А сегодня с утра стали поступать сообщения о том, как матери в отчаянии сажают своих детей в поезда, вверяя их в руки совершенно незнакомых людей, лишь бы спасти от грядущей беды. Maman непрестанно всхлипывает. Она худеет и сохнет на глазах, став уже такой изможденной, что кости на лице проступают из-под кожи. И кашель у нее с каждым днем все сильнее. Она отказывается показаться врачу, с пугающим спокойствием уверяя меня, что это все равно ничего не даст. Между нами нет больше никакого притворства. Она умирает, и все, что мне остается – это наблюдать и ждать.

– Будем надеяться, это не скоро еще произойдет? – спрашиваю я, когда Maman выключает радио и осторожно откидывается спиной на подушки. – Я имею в виду, когда они заявятся в Париж.

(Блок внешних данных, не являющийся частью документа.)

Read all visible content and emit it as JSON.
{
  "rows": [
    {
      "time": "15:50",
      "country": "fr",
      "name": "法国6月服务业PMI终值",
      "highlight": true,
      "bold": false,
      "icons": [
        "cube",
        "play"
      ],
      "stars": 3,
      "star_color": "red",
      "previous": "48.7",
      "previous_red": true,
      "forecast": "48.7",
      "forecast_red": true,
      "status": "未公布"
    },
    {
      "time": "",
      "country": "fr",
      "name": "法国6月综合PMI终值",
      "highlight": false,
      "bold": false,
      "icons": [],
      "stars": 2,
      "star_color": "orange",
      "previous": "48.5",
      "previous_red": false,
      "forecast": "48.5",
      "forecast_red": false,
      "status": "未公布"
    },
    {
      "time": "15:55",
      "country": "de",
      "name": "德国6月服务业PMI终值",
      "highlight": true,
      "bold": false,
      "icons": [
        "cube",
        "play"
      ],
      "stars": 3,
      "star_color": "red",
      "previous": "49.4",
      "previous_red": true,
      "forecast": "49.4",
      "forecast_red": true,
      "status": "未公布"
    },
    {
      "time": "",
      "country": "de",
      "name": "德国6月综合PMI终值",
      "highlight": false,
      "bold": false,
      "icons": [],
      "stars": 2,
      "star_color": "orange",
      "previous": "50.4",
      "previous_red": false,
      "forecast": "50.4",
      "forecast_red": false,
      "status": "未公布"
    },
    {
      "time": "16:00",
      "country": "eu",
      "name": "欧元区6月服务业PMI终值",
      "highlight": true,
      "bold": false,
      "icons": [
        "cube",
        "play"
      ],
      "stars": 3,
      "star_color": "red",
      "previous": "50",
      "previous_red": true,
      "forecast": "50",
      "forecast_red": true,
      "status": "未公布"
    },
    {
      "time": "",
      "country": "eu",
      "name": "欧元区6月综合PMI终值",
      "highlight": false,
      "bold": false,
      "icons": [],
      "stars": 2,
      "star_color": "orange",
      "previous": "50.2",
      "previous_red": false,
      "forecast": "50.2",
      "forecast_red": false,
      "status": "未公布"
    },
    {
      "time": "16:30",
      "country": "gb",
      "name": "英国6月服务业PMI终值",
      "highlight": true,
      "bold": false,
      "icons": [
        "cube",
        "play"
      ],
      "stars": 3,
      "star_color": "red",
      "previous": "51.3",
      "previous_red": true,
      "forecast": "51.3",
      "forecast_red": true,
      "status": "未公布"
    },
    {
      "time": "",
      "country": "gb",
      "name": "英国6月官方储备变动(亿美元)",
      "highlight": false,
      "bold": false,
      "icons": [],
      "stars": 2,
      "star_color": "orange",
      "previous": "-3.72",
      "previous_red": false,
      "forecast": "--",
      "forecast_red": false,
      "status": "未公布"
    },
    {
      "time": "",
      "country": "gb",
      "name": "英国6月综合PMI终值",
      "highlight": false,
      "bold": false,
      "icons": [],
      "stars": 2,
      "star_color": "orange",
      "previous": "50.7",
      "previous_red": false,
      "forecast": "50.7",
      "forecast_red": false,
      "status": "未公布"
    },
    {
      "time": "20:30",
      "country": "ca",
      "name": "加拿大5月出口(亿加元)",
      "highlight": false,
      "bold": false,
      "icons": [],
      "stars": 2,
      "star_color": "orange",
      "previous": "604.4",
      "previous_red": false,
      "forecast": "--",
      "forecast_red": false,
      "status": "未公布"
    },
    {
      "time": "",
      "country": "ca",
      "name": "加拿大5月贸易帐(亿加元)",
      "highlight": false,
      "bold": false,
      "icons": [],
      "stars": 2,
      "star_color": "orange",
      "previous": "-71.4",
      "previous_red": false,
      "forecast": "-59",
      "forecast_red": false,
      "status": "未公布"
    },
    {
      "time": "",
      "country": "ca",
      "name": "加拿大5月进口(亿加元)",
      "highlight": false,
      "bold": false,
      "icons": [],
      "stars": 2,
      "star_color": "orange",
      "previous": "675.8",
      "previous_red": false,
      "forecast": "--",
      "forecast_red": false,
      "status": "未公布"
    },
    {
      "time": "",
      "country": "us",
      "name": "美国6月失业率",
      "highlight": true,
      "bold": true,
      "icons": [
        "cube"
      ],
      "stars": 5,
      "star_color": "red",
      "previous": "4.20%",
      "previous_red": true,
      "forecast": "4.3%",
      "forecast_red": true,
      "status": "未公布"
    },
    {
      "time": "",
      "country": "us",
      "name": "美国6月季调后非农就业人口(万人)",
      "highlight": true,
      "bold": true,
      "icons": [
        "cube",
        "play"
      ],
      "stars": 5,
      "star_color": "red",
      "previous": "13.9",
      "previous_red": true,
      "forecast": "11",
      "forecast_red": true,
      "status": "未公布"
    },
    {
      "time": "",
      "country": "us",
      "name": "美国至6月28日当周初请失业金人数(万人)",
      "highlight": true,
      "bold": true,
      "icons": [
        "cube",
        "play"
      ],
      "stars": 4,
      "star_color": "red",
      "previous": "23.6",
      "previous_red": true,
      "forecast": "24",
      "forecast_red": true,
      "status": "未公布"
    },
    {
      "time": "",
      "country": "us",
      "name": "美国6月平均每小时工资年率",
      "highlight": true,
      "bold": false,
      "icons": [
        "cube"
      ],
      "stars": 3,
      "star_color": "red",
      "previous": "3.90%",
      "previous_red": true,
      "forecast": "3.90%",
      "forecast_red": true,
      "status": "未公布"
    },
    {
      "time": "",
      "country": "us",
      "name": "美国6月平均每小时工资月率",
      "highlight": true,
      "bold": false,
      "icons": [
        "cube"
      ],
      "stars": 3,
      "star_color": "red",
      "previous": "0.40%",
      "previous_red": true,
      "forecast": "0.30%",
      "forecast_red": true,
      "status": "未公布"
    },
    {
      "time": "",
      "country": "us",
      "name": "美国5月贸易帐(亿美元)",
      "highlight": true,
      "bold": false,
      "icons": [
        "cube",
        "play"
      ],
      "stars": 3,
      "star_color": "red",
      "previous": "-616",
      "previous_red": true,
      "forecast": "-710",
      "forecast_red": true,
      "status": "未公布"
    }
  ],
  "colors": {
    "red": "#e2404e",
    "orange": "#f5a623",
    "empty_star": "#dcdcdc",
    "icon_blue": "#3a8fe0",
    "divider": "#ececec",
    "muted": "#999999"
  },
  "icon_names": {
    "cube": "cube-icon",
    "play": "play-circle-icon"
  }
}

Она отворачивает голову, протяжно кашляя в носовой платок, и от этого хриплого, надрывного клокотания становится измученной и бледной.

– Они с каждым днем все ближе. И не остановятся, пока не заберут себе все.

В ее ответе ничего нет удивительного. Примерно то же самое говорят и на Radio Londres [17].

– Они и так уже заняли пол-Европы. Зачем им Париж?

– Они хотят расчистить для себя всю Европу. Многие при этом погибнут. А те, кто останется, потеряют абсолютно все.

Я согласно киваю, потому что теперь уже нет ни малейших сомнений, что Maman права. Каждый день приносит нам новые жуткие вести. О рейдах с охотой на людей и массовых облавах. О курсирующих по Европе поездах, битком забитых узниками, которых везут в особые лагеря. Это коммунисты, евреи, цыгане…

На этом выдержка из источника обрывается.